2. `input_layers`: A list of the input layers that exist within the model.
3. `input_shape`: A tuple specifying the shape of the input or a list of tuples specifying shapes of the input layers. You can match input shape with the input layer by index of `input_layers`.
4. `model`: The model object defined in `model.py`. 

Notice that the only difference is that the `model` parameter must not be `None`.

**Postprocessing:** `postprocessor.py` should define `postprocess` as follows:
```
def postprocess(output_dict, output_shape):
    ...
    return {output_layer_1: data_1, ..., output_layer_n: data_n}
```
The inputs are defined as follows:
1. `output_dict`: An output dictionary mapping output layer name to associated output data. In reality, this should only be a dictionary of one output layer key. 
2. `output_shape`: A tuple specifying the shape of the output.

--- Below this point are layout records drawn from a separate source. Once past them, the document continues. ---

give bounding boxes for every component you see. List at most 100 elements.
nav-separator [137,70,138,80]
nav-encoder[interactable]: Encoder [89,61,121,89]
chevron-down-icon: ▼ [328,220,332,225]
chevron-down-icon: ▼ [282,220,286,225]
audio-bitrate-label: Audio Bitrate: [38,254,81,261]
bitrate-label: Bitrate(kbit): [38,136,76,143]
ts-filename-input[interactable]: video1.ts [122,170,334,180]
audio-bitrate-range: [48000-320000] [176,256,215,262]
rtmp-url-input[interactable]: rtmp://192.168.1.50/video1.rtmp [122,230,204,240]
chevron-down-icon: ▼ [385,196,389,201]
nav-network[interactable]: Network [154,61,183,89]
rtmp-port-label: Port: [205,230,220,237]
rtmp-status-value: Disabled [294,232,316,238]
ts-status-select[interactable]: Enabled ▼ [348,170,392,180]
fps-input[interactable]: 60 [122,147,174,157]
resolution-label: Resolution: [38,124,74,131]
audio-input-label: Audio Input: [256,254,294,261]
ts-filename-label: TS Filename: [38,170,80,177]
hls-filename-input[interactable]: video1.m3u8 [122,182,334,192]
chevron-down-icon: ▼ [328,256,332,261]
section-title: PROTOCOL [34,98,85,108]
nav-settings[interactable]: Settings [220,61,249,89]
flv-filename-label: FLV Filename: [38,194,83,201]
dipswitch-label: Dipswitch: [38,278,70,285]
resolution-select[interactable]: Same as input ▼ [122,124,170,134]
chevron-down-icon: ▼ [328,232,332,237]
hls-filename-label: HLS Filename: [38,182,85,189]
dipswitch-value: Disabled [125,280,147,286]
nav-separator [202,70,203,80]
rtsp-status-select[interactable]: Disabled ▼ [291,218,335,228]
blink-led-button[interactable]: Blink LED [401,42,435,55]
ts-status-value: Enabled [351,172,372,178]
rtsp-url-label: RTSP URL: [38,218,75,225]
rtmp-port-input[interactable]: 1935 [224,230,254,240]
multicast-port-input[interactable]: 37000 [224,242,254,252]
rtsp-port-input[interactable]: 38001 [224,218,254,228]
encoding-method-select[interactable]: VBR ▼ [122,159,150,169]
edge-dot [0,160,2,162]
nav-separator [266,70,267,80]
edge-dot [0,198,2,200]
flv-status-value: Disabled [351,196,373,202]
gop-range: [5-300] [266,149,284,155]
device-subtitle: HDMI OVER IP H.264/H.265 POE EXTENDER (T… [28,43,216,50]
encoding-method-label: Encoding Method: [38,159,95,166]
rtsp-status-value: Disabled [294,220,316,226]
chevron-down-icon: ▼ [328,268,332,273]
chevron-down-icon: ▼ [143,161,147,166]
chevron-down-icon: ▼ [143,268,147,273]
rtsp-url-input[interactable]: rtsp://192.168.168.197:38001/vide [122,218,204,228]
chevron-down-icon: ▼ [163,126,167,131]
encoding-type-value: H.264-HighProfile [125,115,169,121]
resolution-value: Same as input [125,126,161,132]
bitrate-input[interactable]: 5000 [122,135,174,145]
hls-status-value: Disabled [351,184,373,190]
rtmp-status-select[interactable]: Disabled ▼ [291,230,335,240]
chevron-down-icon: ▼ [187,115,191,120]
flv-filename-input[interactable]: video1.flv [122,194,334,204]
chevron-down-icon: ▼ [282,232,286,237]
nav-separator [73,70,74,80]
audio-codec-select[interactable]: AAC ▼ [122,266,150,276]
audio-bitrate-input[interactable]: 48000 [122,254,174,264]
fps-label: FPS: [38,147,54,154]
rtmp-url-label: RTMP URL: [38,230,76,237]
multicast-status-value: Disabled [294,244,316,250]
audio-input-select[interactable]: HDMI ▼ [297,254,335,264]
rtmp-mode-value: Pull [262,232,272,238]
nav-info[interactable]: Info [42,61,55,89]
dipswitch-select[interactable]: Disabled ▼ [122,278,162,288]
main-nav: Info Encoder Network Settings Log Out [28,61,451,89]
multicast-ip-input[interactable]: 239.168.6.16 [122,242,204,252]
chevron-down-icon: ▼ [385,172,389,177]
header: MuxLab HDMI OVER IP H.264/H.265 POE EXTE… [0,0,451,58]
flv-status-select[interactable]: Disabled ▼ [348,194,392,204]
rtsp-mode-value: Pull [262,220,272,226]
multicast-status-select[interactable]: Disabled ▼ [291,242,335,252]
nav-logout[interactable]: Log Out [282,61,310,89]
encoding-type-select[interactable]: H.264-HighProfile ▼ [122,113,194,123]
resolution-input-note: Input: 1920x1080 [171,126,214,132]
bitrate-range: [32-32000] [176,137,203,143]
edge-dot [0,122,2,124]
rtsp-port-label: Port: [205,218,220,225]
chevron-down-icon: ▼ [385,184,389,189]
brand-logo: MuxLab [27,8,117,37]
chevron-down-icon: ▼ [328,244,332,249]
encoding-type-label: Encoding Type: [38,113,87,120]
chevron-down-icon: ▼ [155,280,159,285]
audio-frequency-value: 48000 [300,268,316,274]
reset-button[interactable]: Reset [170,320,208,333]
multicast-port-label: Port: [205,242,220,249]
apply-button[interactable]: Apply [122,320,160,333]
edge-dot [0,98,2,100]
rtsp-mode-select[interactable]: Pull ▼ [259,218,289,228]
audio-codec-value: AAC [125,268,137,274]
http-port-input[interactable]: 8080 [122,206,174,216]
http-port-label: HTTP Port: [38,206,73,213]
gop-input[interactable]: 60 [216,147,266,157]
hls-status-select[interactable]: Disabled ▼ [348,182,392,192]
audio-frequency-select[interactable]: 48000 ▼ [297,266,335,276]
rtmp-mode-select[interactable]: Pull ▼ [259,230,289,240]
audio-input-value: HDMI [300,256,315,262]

Notice that the only difference is that the `output_shape` parameter must not be `None`.

## Section 2.3: Defining Conversion Scripts

In this section, we will show you how to define your conversion scripts. Recall in Example 1 where we learned how to convert models to popular frameworks like Tensorflow or ONNX and convert them using OpenVINO's model optimizer. Instead of doing these steps separately, Open Seismic has provided a pipeline for conversion and optimization before running inference. However, we need to learn how to define those conversion scripts.

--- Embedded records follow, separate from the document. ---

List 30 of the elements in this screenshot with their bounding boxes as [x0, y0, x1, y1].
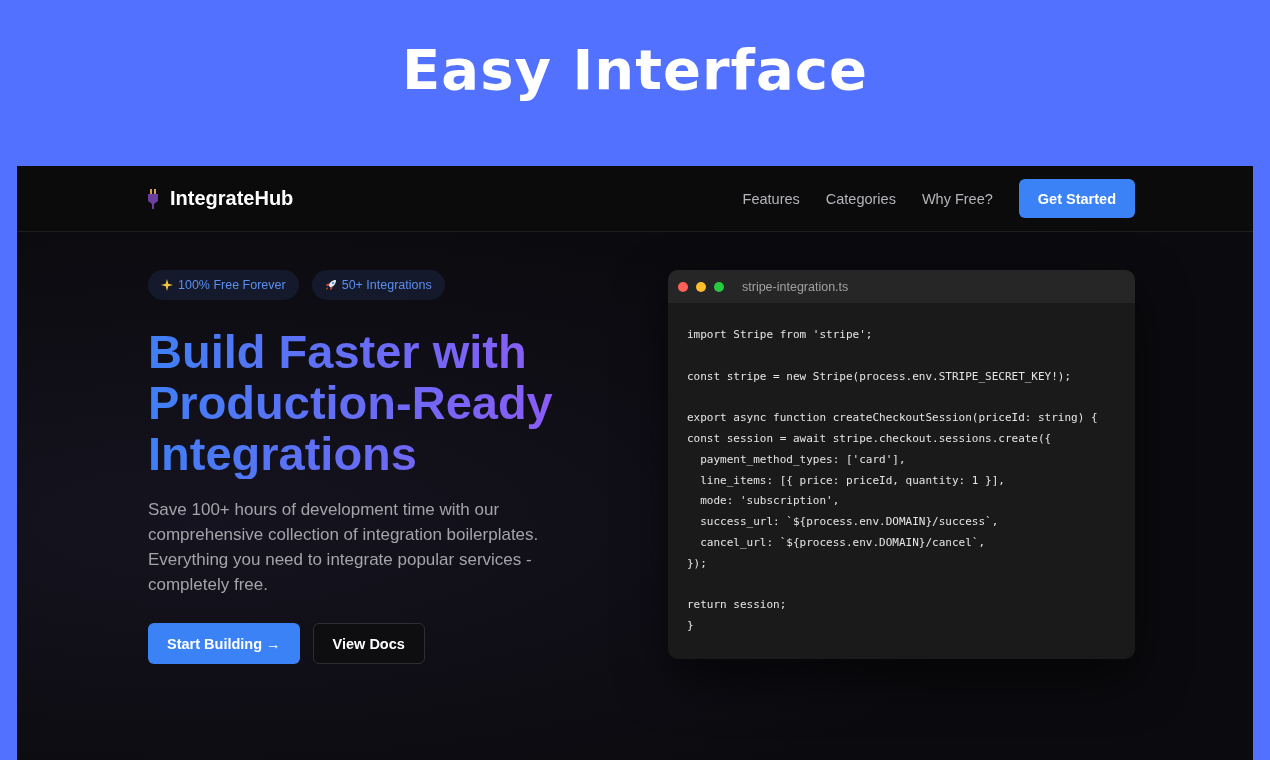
code-line: mode: 'subscription', [699, 493, 841, 510]
code-line: const stripe = new Stripe(process.env.STRIPE_SECRET_KEY!); [687, 368, 1073, 385]
code-line: return session; [687, 597, 788, 614]
plug-icon [148, 188, 158, 209]
file-name: stripe-integration.ts [742, 279, 849, 294]
badge-label: 50+ Integrations [341, 278, 432, 292]
nav-link[interactable]: Categories [825, 190, 896, 207]
code-line: cancel_url: `${process.env.DOMAIN}/cancel`, [699, 535, 986, 551]
maximize-dot-icon [714, 281, 724, 292]
code-line: import Stripe from 'stripe'; [687, 327, 874, 344]
code-line: line_items: [{ price: priceId, quantity: 1 }], [699, 472, 1006, 489]
hero-description: Save 100+ hours of development time with our comprehensive collection of integration boilerplates. Everything you need to integrate popular services - completely free. [148, 499, 540, 596]
code-line: const session = await stripe.checkout.sessions.create({ [687, 431, 1053, 448]
code-line: } [687, 618, 695, 635]
rocket-icon [324, 279, 337, 291]
start-building-button[interactable]: Start Building → [148, 623, 300, 664]
view-docs-button[interactable]: View Docs [312, 623, 425, 664]
badge-label: 100% Free Forever [178, 278, 286, 292]
sparkle-icon [161, 279, 173, 291]
code-line: success_url: `${process.env.DOMAIN}/success`, [699, 514, 1000, 531]
nav-link[interactable]: Why Free? [921, 190, 993, 207]
code-line: payment_method_types: ['card'], [699, 451, 907, 468]
brand-name[interactable]: IntegrateHub [170, 187, 294, 210]
code-line: }); [687, 555, 708, 572]
nav-link[interactable]: Features [742, 190, 800, 207]
get-started-button[interactable]: Get Started [1018, 179, 1135, 218]
code-line: export async function createCheckoutSession(priceId: string) { [687, 410, 1099, 427]
page-title: Easy Interface [402, 36, 868, 104]
close-dot-icon [678, 281, 688, 292]
minimize-dot-icon [696, 281, 706, 292]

In our system, we ask that our conversion scripts include:
1. An .sh file for calling a Python conversion script with appropriate parameters
2. A Python conversion script that will convert the original model to a popular framework equivalent

### Conversion.sh Script
Use below's code snippet as your conversion.sh script:
```
#!/bin/bash

for ARGUMENT in "$@"
do

    KEY=$(echo $ARGUMENT | cut -f1 -d=)
    VALUE=$(echo $ARGUMENT | cut -f2 -d=)

    case "$KEY" in
            *) ARGS="$ARGS $KEY" ;;
    esac
done

python3 $PWD/path/to/convert.py $ARGS
```

The only thing you need to edit is the path to the conversion Python script. Also note that this path must be from the perspective of your mounted volume when using Open Seismic's Docker container. Finally, the arguments for the Python conversion script will be read via the .sh for loop. You can control the arguments passed to the Python conversion script via the JSON config that you will also need to specify. JSON configuration and other usage topics surrounding Open Seismic's Docker container is covered in Example 3!

### Conversion.py Script

The Python conversion script needs to read arguments from the commandline, so the argparse library is useful in this scenario. It might also be helpful to specify one of the arguments as the path to the converted graph written to disk. This can make writing the JSON config file easier, since you can specify the output path as the input path for the model optimizer to look at.

## Summary

Congratulations! You have finished Example 2. This example was mainly to prepare you for Example 3 where we will put this knowledge into action and use the defined scripts in Open Seismic. Here is what you have learned in this example:
1. The purpose of each inference task.
2. The signatures, return values, and purposes for each required function and class.

If you need an example of the scripts talked about in this example, please go to the directory `examples/assets/example3/assets/example3_assets`. Look in sub-directories `example3_optimization` for conversion scripts, and look in `example3_scripts` for preprocessing, postprocessing, and model scripts.